The acclaimed playwright died Monday following a battle with pneumonia, Finn’s literary agent, Ron Gwiazda, confirmed to USA TODAY on Tuesday.
He made his off-Broadway debut in 1979 with the one-act musical “In Trousers,” a loosely autobiographical piece about a man named Marvin who struggles with his queer sexuality. The show spawned two sequels, 1981’s “March of the Falsettos” and 1990’s “Falsettoland.”
Finn graduated to Broadway in 1989 with the musical “Dangerous Games,” for which he composed the lyrics alongside Argentinian arranger Ástor Piazzolla. His breakthrough came three years later with 1992’s “Falsettos,” a sung-through musical that combines the stories of “March of the Falsettos” and “Falsettoland.”
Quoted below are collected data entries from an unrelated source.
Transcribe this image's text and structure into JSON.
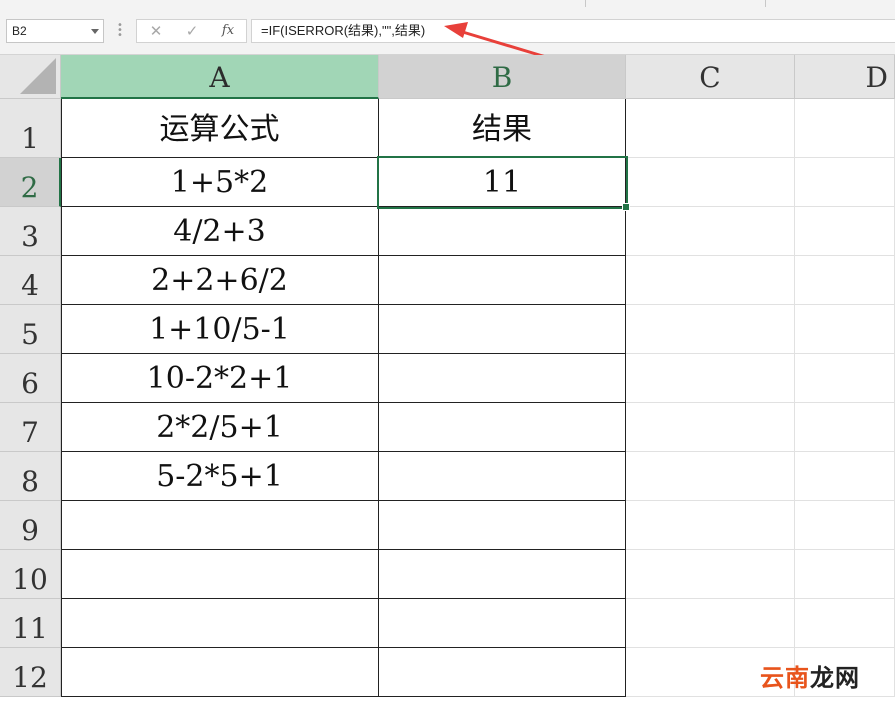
{
  "name_box": {
    "value": "B2"
  },
  "formula_bar": {
    "cancel_icon": "close-icon",
    "enter_icon": "check-icon",
    "fx_label": "fx",
    "formula": "=IF(ISERROR(结果),\"\",结果)"
  },
  "columns": [
    "A",
    "B",
    "C",
    "D"
  ],
  "rows": [
    "1",
    "2",
    "3",
    "4",
    "5",
    "6",
    "7",
    "8",
    "9",
    "10",
    "11",
    "12"
  ],
  "table": {
    "header": [
      "运算公式",
      "结果"
    ],
    "rows": [
      [
        "1+5*2",
        "11"
      ],
      [
        "4/2+3",
        ""
      ],
      [
        "2+2+6/2",
        ""
      ],
      [
        "1+10/5-1",
        ""
      ],
      [
        "10-2*2+1",
        ""
      ],
      [
        "2*2/5+1",
        ""
      ],
      [
        "5-2*5+1",
        ""
      ]
    ]
  },
  "selection": {
    "cell": "B2",
    "active_column": "B",
    "active_row": "2"
  },
  "annotation": {
    "arrow_color": "#e8403a"
  },
  "watermark": {
    "part1": "云南",
    "part2": "龙网"
  },
  "colors": {
    "accent": "#217346",
    "column_a_highlight": "#a1d6b6"
  }
}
The emotional musical, which takes inspiration from the AIDS epidemic of the 1980s, won Finn a pair of Tony Awards for best original score and best book of a musical.
“I hope it’s a show that will rise above the horribleness of the time,” Finn told the Lincoln Center Theater in 2016. “Do you not want to see ‘Angels in America’ again because it’s about a horrible time?”
Finn’s other works include “The Sisters Rosensweig,” “A New Brain,” “Love’s Fire” and “The 25th Annual Putnam County Spelling Bee,” the latter of which was nominated for best original score at the 2005 Tony Awards.
The playwright’s final show, “The Royal Family of Broadway,” premiered in 2018 at the Barrington Stage Company in Finn’s home state of Massachusetts. The musical was an adaptation of the 1927 play “The Royal Family” by George S. Kaufman and Edna Ferber.
‘I like to write songs that tell you the story of a life in three or four minutes’
In February 1952, Finn was born in Boston to Jason and Barbara Finn, and the Jewish couple raised him in the neighboring town of Natick, Massachusetts. Finn developed an early love for the world of musical theater, dancing around his family’s living room to the Frank Loesser-penned “Guys and Dolls.”
“I was always interested in the theater and just gravitated there,” Finn previously told The Cultural Critic. “And I was always smart, so my parents figured I wasn’t doing anything stupid, and they were supportive. I must have been an obnoxious child, always singing and always — well, dancing is not the word. Moving is more accurate.”
During his adolescence, Finn took up the guitar after receiving the instrument as a gift for his bar mitzvah, per The Cultural Critic. Inspired by folk singer-songwriters such as Joni Mitchell and Simon & Garfunkel, the self-taught musician began writing his own songs and later learned the piano.
Finn honed his craft as a theatrical composer while attending Williams College in Williamstown, Massachusetts, where he wrote three musicals and studied the work of college alumnus and Broadway icon Stephen Sondheim, according to his interview with the Lincoln Center Theater.
“When I began to get personal, my songs got better,” Finn told The Cultural Critic. “I like to write songs that tell you the story of a life in three or four minutes, where a panoply of emotions is expressed, and also where real craft is demonstrated.”